Carolina Cannonball is a musical comedy film, released by Republic Pictures in 1955.

==Plot==
During the testing of an experimental nuclear-powered rocket by the US Government, the rocket's guidance system is hijacked by three enemy agents of an unnamed foreign power. A malfunction causes the rocket to crash in the middle of the Nevada desert. Knowing its general location, the enemy agents go in search of it.

They arrive at the small depot of Cosmos Junction, where a branch line railroad with a temperamental steam-powered streetcar named the "Carolina Cannonball" is operated by Judy Canova and her grandfather. The three enemy agents ride the streetcar to the other end of the line—the gold mining ghost town of Roaring Gulch—and check into the deserted hotel there, pretending to be uranium prospectors. When the enemy agents have a radioactivity-detecting device shipped to them at the junction next day, the shipment is spotted by a US Government agent, Don Mack, hot on their trail. He likewise pretends to be a uranium prospector and is taken to Roaring Gulch.

Using their detector to get a rough location for the fallen rocket, the enemy agents steal away with the Carolina Cannonball, but its boiler fails, and they abandon it on the middle of the line and walk back to Roaring Gulch. In the meantime, Mack searches their hotel room, but the agents return and realize he was there. Unaware of any of the newcomers' true identities, Judy helps the enemy agents track down Mack, thinking him to be a common thief, but encourages them to reconcile. While the enemy agents are interrogating Mack, Judy notices the Carolina Cannonball is missing, and goes with her grandfather to look for it. Finding their streetcar broken down, they repair the busted boiler with the remains of the nuclear rocket, which had crashed nearby. Judy takes some of the parts of the rocket to use as jewelry, but their radiation sets off the enemy agents' detector, causing them to question Judy. Hearing her story, the enemy agents leave in search of the lost rocket; Mack is left to explain to Judy the whole situation.

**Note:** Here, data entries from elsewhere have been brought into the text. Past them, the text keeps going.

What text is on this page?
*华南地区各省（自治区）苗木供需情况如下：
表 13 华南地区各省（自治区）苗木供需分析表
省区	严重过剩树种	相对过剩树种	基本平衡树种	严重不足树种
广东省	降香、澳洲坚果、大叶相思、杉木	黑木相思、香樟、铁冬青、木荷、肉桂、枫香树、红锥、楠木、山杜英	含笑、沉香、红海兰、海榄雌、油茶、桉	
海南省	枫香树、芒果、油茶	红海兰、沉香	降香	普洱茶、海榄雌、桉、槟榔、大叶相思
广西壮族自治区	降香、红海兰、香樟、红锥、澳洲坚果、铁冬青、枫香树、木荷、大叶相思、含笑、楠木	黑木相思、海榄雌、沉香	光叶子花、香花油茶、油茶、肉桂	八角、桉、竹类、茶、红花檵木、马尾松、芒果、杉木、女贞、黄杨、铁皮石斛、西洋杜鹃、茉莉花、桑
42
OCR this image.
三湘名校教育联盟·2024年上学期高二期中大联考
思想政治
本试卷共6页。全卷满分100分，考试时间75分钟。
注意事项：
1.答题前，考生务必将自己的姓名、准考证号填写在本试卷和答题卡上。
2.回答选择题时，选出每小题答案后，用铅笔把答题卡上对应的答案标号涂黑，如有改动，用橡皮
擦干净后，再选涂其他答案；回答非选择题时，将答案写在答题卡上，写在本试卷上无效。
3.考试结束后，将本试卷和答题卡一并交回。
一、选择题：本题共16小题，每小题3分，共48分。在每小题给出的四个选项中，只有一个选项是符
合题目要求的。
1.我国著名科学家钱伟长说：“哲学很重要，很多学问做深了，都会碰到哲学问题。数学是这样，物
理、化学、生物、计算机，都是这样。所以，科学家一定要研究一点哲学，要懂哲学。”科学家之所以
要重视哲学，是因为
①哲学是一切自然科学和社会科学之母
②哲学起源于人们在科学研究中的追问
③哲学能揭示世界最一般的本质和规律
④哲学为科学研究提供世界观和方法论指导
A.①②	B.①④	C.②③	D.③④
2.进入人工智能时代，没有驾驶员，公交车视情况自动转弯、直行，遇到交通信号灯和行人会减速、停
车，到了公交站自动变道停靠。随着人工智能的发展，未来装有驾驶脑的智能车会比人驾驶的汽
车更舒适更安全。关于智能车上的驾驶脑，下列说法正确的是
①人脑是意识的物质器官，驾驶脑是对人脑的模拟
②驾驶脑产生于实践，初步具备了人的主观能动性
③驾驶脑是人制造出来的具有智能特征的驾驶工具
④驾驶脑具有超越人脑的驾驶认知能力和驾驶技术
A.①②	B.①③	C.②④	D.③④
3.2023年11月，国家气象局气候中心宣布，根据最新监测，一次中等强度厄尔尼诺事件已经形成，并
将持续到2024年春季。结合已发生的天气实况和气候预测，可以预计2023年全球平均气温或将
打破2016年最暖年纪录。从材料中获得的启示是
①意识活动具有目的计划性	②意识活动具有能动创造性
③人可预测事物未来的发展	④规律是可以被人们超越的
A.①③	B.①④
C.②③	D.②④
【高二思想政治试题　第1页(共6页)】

Grandpa departs for the junction in the Carolina Cannonball, with Judy and Mack in tow trying to get help. But the streetcar encounters the enemy agents along the track, who board and attempt to hijack the streetcar by force. A fight ensues, and the enemy agents are subdued and tied up. However, when the brakes fail, the overpowered Carolina Cannonball is unable to stop at the junction, and roars onto the railroad mainline, headed straight for Las Vegas. Aware that the atomic power supply is unstable and likely to explode catastrophically, Mack throws orders at the next station to have the vehicle taken out by the Air Force. Meanwhile, the enemy agents break loose, and order Judy, Mack, and Grandpa off the train. The three jump to safety, moments before the Carolina Cannonball is destroyed by Air Force jets. Later, Judy, Mack, and Grandpa give a demonstration to US government officials of a working model of what was the world's "first nuclear-powered streetcar".

==Cast==
- Judy Canova as herself
- Andy Clyde as Grandpa Rutherford Canova
- Ross Elliott as Don Mack
- Sig Ruman as Stefan
- Leon Askin as Otto
- Jack Kruschen as Hogar
- Frank Wilcox as Professor
- Emil Sitka as Technician

==Reception==
After distribution, advertising and prints the film recorded a loss of $191,459.